The second drawback is partly related to the previous one. In the case of negative findings on sonography and positive findings on physical examination or positive sonographic findings but a stable patient condition, too much time may elapse before CT is performed. When it is technically possible, we recommend performing CT immediately in these situations.
We agree with the authors that sonography is an expedient, noninvasive, low-cost method of triaging patients with blunt abdominal trauma. However, we think a better flow chart should be used such as the one by Bode et al. [2] in the same issue of the AJR.
References
University of California UC Davis Medical Center Sacramento, CA 95817
In reply to Dr. Herman's letter regarding the role of sonography in blunt abdominal trauma, we believe that our diagram and data regarding the sonography of blunt abdominal trauma are in basic agreement with him.
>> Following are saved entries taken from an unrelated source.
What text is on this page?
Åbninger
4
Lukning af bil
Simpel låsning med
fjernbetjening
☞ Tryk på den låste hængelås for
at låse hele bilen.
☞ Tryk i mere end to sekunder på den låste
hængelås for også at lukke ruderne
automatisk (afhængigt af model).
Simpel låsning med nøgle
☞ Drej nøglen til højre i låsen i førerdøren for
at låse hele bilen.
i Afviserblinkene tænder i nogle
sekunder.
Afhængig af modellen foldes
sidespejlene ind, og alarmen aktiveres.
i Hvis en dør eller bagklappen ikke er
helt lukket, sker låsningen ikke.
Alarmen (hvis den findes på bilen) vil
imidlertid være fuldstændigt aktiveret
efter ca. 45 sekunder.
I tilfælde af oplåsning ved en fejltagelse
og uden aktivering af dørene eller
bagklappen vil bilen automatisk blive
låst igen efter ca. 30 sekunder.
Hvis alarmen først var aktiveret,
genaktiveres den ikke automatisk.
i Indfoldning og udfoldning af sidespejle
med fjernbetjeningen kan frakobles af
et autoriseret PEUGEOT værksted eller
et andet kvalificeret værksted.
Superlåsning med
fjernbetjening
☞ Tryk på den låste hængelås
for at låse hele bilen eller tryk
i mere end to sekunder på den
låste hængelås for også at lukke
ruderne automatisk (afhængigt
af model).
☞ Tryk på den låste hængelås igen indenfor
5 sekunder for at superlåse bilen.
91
First, the article emphasizes, "However, negative sonographic findings do not entirely exclude free fluid and may miss some solid organ or hollow viscus injuries" [1]. This problem is well illustrated in a number of publications, including one from our institution focusing on the use of sonography in renal trauma [2]. In that publication, only 35% of isolated renal injuries had associated free fluid on sonography. In only 22% of patients did sonographic examination detect a renal injury. Thus, definite limitations exist in the sonographic examination of patients with blunt abdominal trauma. Furthermore, others have confirmed that a lack of hemoperitoneum with significant intraperitoneal and retroperitoneal injuries may exist [3]. Thus, no time lapse occurs from sonography to CT. From a practical standpoint, only a few minutes are needed at our institution to transfer a patient to CT. We state in our article, "...if the patient is unresponsive, has worsening abdominal pain, or has abnormal laboratory findings..." then enhanced CT should be performed. We find sonography to be most useful with a trauma victim in whom significant free fluid is detected in an expedient fashion, allowing the patient to be immediately transported to the operating room. CT remains the gold standard for abdominal trauma, and the limitations of sonography in detecting free fluid or parenchymal and hollow viscus injuries must be clearly recognized [1].